We did not find significant genetic correlation between cognition and the other four indicators of physical function. In our estimates, the correlation between handgrip strength and cognition was very low in both MZ (0.07) and DZ (-0.08) twins. The weak correlation and the reversed pattern in MZ and DZ twins (DZ > MZ) did not support or suggest the existence of genetic involvement between them, which complied with the subsequent bivariate analysis that showed no genetic correlations between the two indicators. Although the CTCTCs for cognition with FTSST, near visual acuity, and number of teeth lost were higher in MZ than DZ twins, our twin modeling still failed to reveal the shared genetic basis between them. We concluded that although handgrip strength, FTSST, near visual acuity, number of teeth lost, and cognitive function presented moderate heritability, they may be modulated by their own genes and they were less likely to share similar genetic basis.
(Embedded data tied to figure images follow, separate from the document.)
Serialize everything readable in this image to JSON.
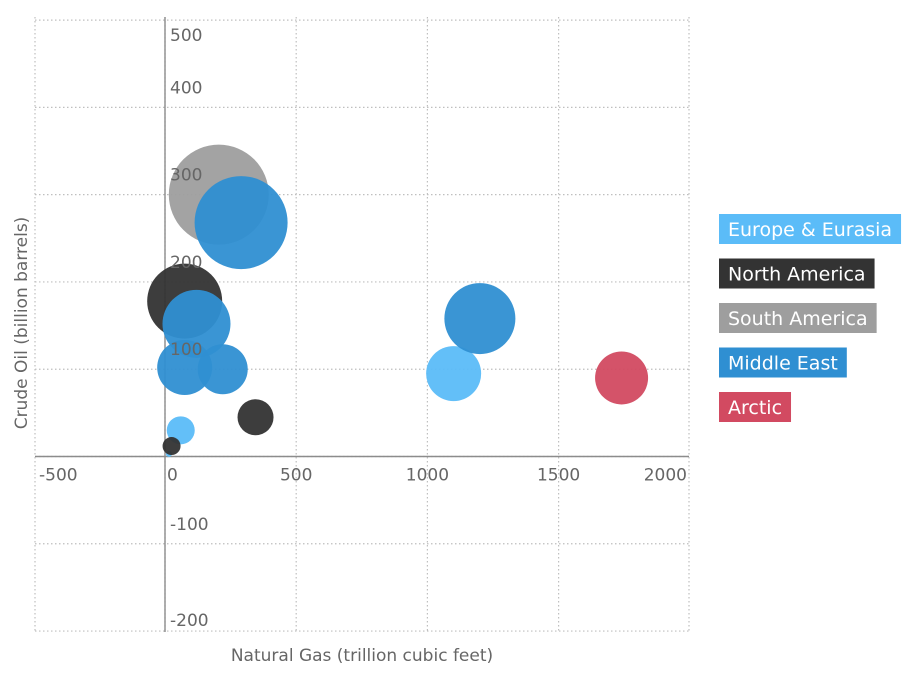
{
  "chart_data": {
    "type": "scatter",
    "subtype": "bubble",
    "title": "",
    "xlabel": "Natural Gas (trillion cubic feet)",
    "ylabel": "Crude Oil (billion barrels)",
    "xlim": [
      -500,
      2000
    ],
    "ylim": [
      -200,
      500
    ],
    "x_tick_labels": [
      "-500",
      "0",
      "500",
      "1000",
      "1500",
      "2000"
    ],
    "y_tick_labels": [
      "500",
      "400",
      "300",
      "200",
      "100",
      "-100",
      "-200"
    ],
    "grid": true,
    "legend_position": "right",
    "series": [
      {
        "name": "Europe & Eurasia",
        "color": "#5bbcf8",
        "points": [
          {
            "x": 1100,
            "y": 95,
            "size": 55
          },
          {
            "x": 60,
            "y": 30,
            "size": 28
          },
          {
            "x": 15,
            "y": 3,
            "size": 6
          }
        ]
      },
      {
        "name": "North America",
        "color": "#333333",
        "points": [
          {
            "x": 75,
            "y": 178,
            "size": 75
          },
          {
            "x": 345,
            "y": 45,
            "size": 36
          },
          {
            "x": 25,
            "y": 12,
            "size": 18
          }
        ]
      },
      {
        "name": "South America",
        "color": "#9e9e9e",
        "points": [
          {
            "x": 205,
            "y": 300,
            "size": 100
          }
        ]
      },
      {
        "name": "Middle East",
        "color": "#2f8fd2",
        "points": [
          {
            "x": 290,
            "y": 268,
            "size": 93
          },
          {
            "x": 120,
            "y": 152,
            "size": 68
          },
          {
            "x": 75,
            "y": 102,
            "size": 55
          },
          {
            "x": 220,
            "y": 100,
            "size": 50
          },
          {
            "x": 1200,
            "y": 158,
            "size": 71
          }
        ]
      },
      {
        "name": "Arctic",
        "color": "#d24a61",
        "points": [
          {
            "x": 1740,
            "y": 90,
            "size": 53
          }
        ]
      }
    ]
  }
}
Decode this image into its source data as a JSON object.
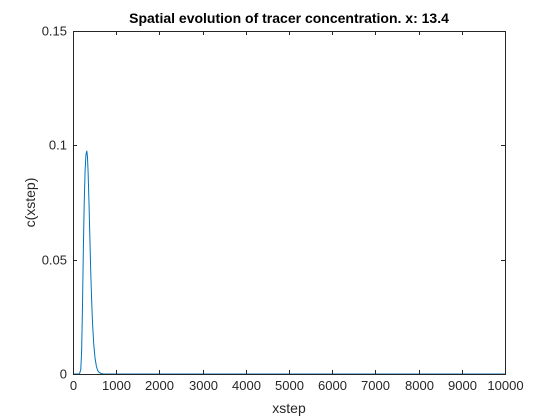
{
  "chart_data": {
    "type": "line",
    "title": "Spatial evolution of tracer concentration. x: 13.4",
    "xlabel": "xstep",
    "ylabel": "c(xstep)",
    "xlim": [
      0,
      10000
    ],
    "ylim": [
      0,
      0.15
    ],
    "xticks": [
      0,
      1000,
      2000,
      3000,
      4000,
      5000,
      6000,
      7000,
      8000,
      9000,
      10000
    ],
    "xtick_labels": [
      "0",
      "1000",
      "2000",
      "3000",
      "4000",
      "5000",
      "6000",
      "7000",
      "8000",
      "9000",
      "10000"
    ],
    "yticks": [
      0,
      0.05,
      0.1,
      0.15
    ],
    "ytick_labels": [
      "0",
      "0.05",
      "0.1",
      "0.15"
    ],
    "grid": false,
    "box": true,
    "series": [
      {
        "color": "#0072bd",
        "x": [
          0,
          150,
          180,
          200,
          220,
          240,
          260,
          280,
          300,
          320,
          335,
          350,
          370,
          390,
          410,
          430,
          450,
          480,
          510,
          540,
          570,
          600,
          650,
          700,
          800,
          1000,
          2000,
          4000,
          6000,
          8000,
          10000
        ],
        "y": [
          0,
          0,
          0.002,
          0.01,
          0.03,
          0.055,
          0.075,
          0.089,
          0.096,
          0.0975,
          0.095,
          0.088,
          0.075,
          0.06,
          0.045,
          0.033,
          0.023,
          0.013,
          0.007,
          0.0035,
          0.0016,
          0.0008,
          0.0002,
          5e-05,
          0,
          0,
          0,
          0,
          0,
          0,
          0
        ]
      }
    ]
  }
}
We found that the FTSST and cognition presented not only the perfect common environmental correlation, but also mild unique environmental correlations, both in the negative direction. The results could mean that common or unique environmental factors tending to extend the FTSST may reduce the cognitive function simultaneously and vice versa. Additionally, we found that near visual acuity and cognition mildly and positively shared the unique environmental factors, which could raise the level of near visual acuity and improve the cognitive function at the same time.
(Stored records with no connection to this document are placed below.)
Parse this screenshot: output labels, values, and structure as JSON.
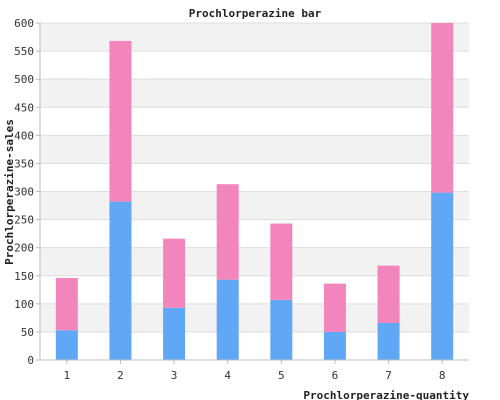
{
  "colors": {
    "series_bottom": "#60a8f5",
    "series_top": "#f385bd",
    "band": "#f2f2f2",
    "gridline": "#dddddd",
    "axis": "#bbbbbb",
    "background": "#ffffff"
  },
  "chart_data": {
    "type": "bar",
    "stacked": true,
    "title": "Prochlorperazine bar",
    "xlabel": "Prochlorperazine-quantity",
    "ylabel": "Prochlorperazine-sales",
    "categories": [
      "1",
      "2",
      "3",
      "4",
      "5",
      "6",
      "7",
      "8"
    ],
    "series": [
      {
        "values": [
          53,
          282,
          93,
          143,
          107,
          50,
          66,
          298
        ]
      },
      {
        "values": [
          93,
          286,
          123,
          170,
          136,
          86,
          102,
          302
        ]
      }
    ],
    "ylim": [
      0,
      600
    ],
    "yticks": [
      0,
      50,
      100,
      150,
      200,
      250,
      300,
      350,
      400,
      450,
      500,
      550,
      600
    ],
    "grid": true,
    "legend": "none"
  }
}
We would like to emphasize the importance of common environmental factors, such as socio-economic status, medical or healthcare availability, socio-cultural traditions, and so on, and the unique environmental factors—for example, individual habits, lifestyle choices, occupation, educational level, and income—in their effect on cognitive function (Cassarino & Setti, Reference Cassarino and Setti2015). The significant common and unique environmental correlations between the two forms of body function implied that good health and lifestyle habits could be beneficial to maintain both physical and cognitive functions with aging. Health education in the aging population is needed to cultivate good habits, regular physical exercise, and so on to facilitate normal functioning during aging.
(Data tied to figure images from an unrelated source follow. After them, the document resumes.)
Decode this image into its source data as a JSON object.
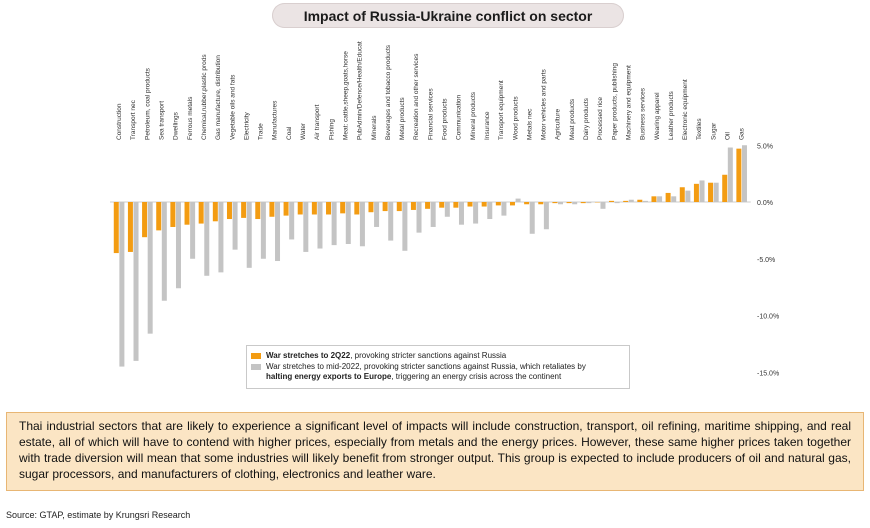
{
  "title": "Impact of Russia-Ukraine conflict on sector",
  "chart_data": {
    "type": "bar",
    "categories": [
      "Construction",
      "Transport nec",
      "Petroleum, coal products",
      "Sea transport",
      "Dwellings",
      "Ferrous metals",
      "Chemical,rubber,plastic prods",
      "Gas manufacture, distribution",
      "Vegetable oils and fats",
      "Electricity",
      "Trade",
      "Manufactures",
      "Coal",
      "Water",
      "Air transport",
      "Fishing",
      "Meat: cattle,sheep,goats,horse",
      "PubAdmin/Defence/Health/Educat",
      "Minerals",
      "Beverages and tobacco products",
      "Metal products",
      "Recreation and other services",
      "Financial services",
      "Food products",
      "Communication",
      "Mineral products",
      "Insurance",
      "Transport equipment",
      "Wood products",
      "Metals nec",
      "Motor vehicles and parts",
      "Agriculture",
      "Meat products",
      "Dairy products",
      "Processed rice",
      "Paper products, publishing",
      "Machinery and equipment",
      "Business services",
      "Wearing apparel",
      "Leather products",
      "Electronic equipment",
      "Textiles",
      "Sugar",
      "Oil",
      "Gas"
    ],
    "series": [
      {
        "name": "War stretches to 2Q22, provoking stricter sanctions against Russia",
        "color": "#f39c12",
        "values": [
          -4.5,
          -4.4,
          -3.1,
          -2.5,
          -2.2,
          -2.0,
          -1.9,
          -1.7,
          -1.5,
          -1.4,
          -1.5,
          -1.3,
          -1.2,
          -1.1,
          -1.1,
          -1.1,
          -1.0,
          -1.1,
          -0.9,
          -0.8,
          -0.8,
          -0.7,
          -0.6,
          -0.5,
          -0.5,
          -0.4,
          -0.4,
          -0.3,
          -0.3,
          -0.2,
          -0.2,
          -0.1,
          -0.1,
          -0.1,
          0.0,
          0.1,
          0.1,
          0.2,
          0.5,
          0.8,
          1.3,
          1.6,
          1.7,
          2.4,
          4.7
        ]
      },
      {
        "name": "War stretches to mid-2022, provoking stricter sanctions against Russia, which retaliates by halting energy exports to Europe, triggering an energy crisis across the continent",
        "color": "#c4c4c4",
        "values": [
          -14.5,
          -14.0,
          -11.6,
          -8.7,
          -7.6,
          -5.0,
          -6.5,
          -6.2,
          -4.2,
          -5.8,
          -5.0,
          -5.2,
          -3.3,
          -4.4,
          -4.1,
          -3.8,
          -3.7,
          -3.9,
          -2.2,
          -3.4,
          -4.3,
          -2.7,
          -2.2,
          -1.3,
          -2.0,
          -1.9,
          -1.5,
          -1.2,
          0.3,
          -2.8,
          -2.4,
          -0.2,
          -0.2,
          -0.1,
          -0.6,
          -0.1,
          0.2,
          0.1,
          0.5,
          0.5,
          1.0,
          1.9,
          1.7,
          4.8,
          5.0
        ]
      }
    ],
    "yticks": [
      5,
      0,
      -5,
      -10,
      -15
    ],
    "ytick_labels": [
      "5.0%",
      "0.0%",
      "-5.0%",
      "-10.0%",
      "-15.0%"
    ],
    "ylim": [
      -15,
      5
    ],
    "grid": false,
    "legend_position": "bottom-center"
  },
  "legend": {
    "item1_bold": "War stretches to 2Q22",
    "item1_rest": ", provoking stricter sanctions against Russia",
    "item2_line1": "War stretches to mid-2022, provoking stricter sanctions against Russia, which retaliates by",
    "item2_bold": "halting energy exports to Europe",
    "item2_rest": ", triggering an energy crisis across the continent"
  },
  "note": "Thai industrial sectors that are likely to experience a significant level of impacts will include construction, transport, oil refining, maritime shipping, and real estate, all of which will have to contend with higher prices, especially from metals and the energy prices. However, these same higher prices taken together with trade diversion will mean that some industries will likely benefit from stronger output. This group is expected to include producers of oil and natural gas, sugar processors, and manufacturers of clothing, electronics and leather ware.",
  "source": "Source: GTAP, estimate by Krungsri Research"
}
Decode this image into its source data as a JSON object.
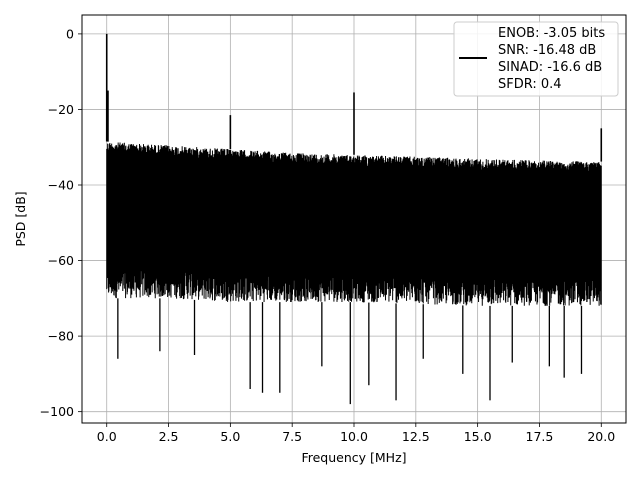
{
  "chart_data": {
    "type": "line",
    "title": "",
    "xlabel": "Frequency [MHz]",
    "ylabel": "PSD [dB]",
    "xlim": [
      -1.0,
      21.0
    ],
    "ylim": [
      -103.0,
      5.0
    ],
    "xticks": [
      0.0,
      2.5,
      5.0,
      7.5,
      10.0,
      12.5,
      15.0,
      17.5,
      20.0
    ],
    "xtick_labels": [
      "0.0",
      "2.5",
      "5.0",
      "7.5",
      "10.0",
      "12.5",
      "15.0",
      "17.5",
      "20.0"
    ],
    "yticks": [
      0,
      -20,
      -40,
      -60,
      -80,
      -100
    ],
    "ytick_labels": [
      "0",
      "−20",
      "−40",
      "−60",
      "−80",
      "−100"
    ],
    "grid": true,
    "legend_position": "top-right",
    "legend_entries": [
      "ENOB: -3.05 bits",
      "SNR: -16.48 dB",
      "SINAD: -16.6 dB",
      "SFDR: 0.4"
    ],
    "line_color": "#000000",
    "series": [
      {
        "name": "ENOB: -3.05 bits",
        "envelope": {
          "x": [
            0.0,
            2.5,
            5.0,
            7.5,
            10.0,
            12.5,
            15.0,
            17.5,
            20.0
          ],
          "upper": [
            -28.5,
            -29.5,
            -30.5,
            -31.5,
            -32.0,
            -32.5,
            -33.0,
            -33.5,
            -33.8
          ],
          "lower": [
            -70.0,
            -70.0,
            -71.0,
            -71.0,
            -71.0,
            -71.5,
            -72.0,
            -72.0,
            -72.0
          ]
        },
        "peaks": [
          {
            "x": 0.0,
            "y": 0.0
          },
          {
            "x": 0.05,
            "y": -15.0
          },
          {
            "x": 5.0,
            "y": -21.5
          },
          {
            "x": 10.0,
            "y": -15.5
          },
          {
            "x": 20.0,
            "y": -25.0
          }
        ],
        "dips": [
          {
            "x": 0.45,
            "y": -86.0
          },
          {
            "x": 2.15,
            "y": -84.0
          },
          {
            "x": 3.55,
            "y": -85.0
          },
          {
            "x": 5.8,
            "y": -94.0
          },
          {
            "x": 6.3,
            "y": -95.0
          },
          {
            "x": 7.0,
            "y": -95.0
          },
          {
            "x": 8.7,
            "y": -88.0
          },
          {
            "x": 9.85,
            "y": -98.0
          },
          {
            "x": 10.6,
            "y": -93.0
          },
          {
            "x": 11.7,
            "y": -97.0
          },
          {
            "x": 12.8,
            "y": -86.0
          },
          {
            "x": 14.4,
            "y": -90.0
          },
          {
            "x": 15.5,
            "y": -97.0
          },
          {
            "x": 16.4,
            "y": -87.0
          },
          {
            "x": 17.9,
            "y": -88.0
          },
          {
            "x": 18.5,
            "y": -91.0
          },
          {
            "x": 19.2,
            "y": -90.0
          }
        ]
      }
    ]
  }
}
There were several limitations of the study. First, the age of the present sample was relatively young compared to the Western studies and covered a large age span (40–80 years). The non-linear effect of age-dependent change in physical and cognitive function, if any, could have been averaged out, which could possibly contribute to reducing the power of the study, although we adjusted the effect of age in twin modeling. Second, the sample size was relatively small compared with Western studies, which could lead to the wide 95% confidence interval, as shown in Table 2. Third, the MoCA was just a screening instrument. It may be suboptimal to assess the participants’ cognitive function, particularly for the younger half of the samples. We hoped that future studies with sizable samples and well-defined instruments could help to validate our findings.
This study was supported by National Natural Science Foundation of China (31371024) and Qingdao Outstanding Health Professional Development Fund.
Disclosure of Interests
The authors declare no conflict of interest.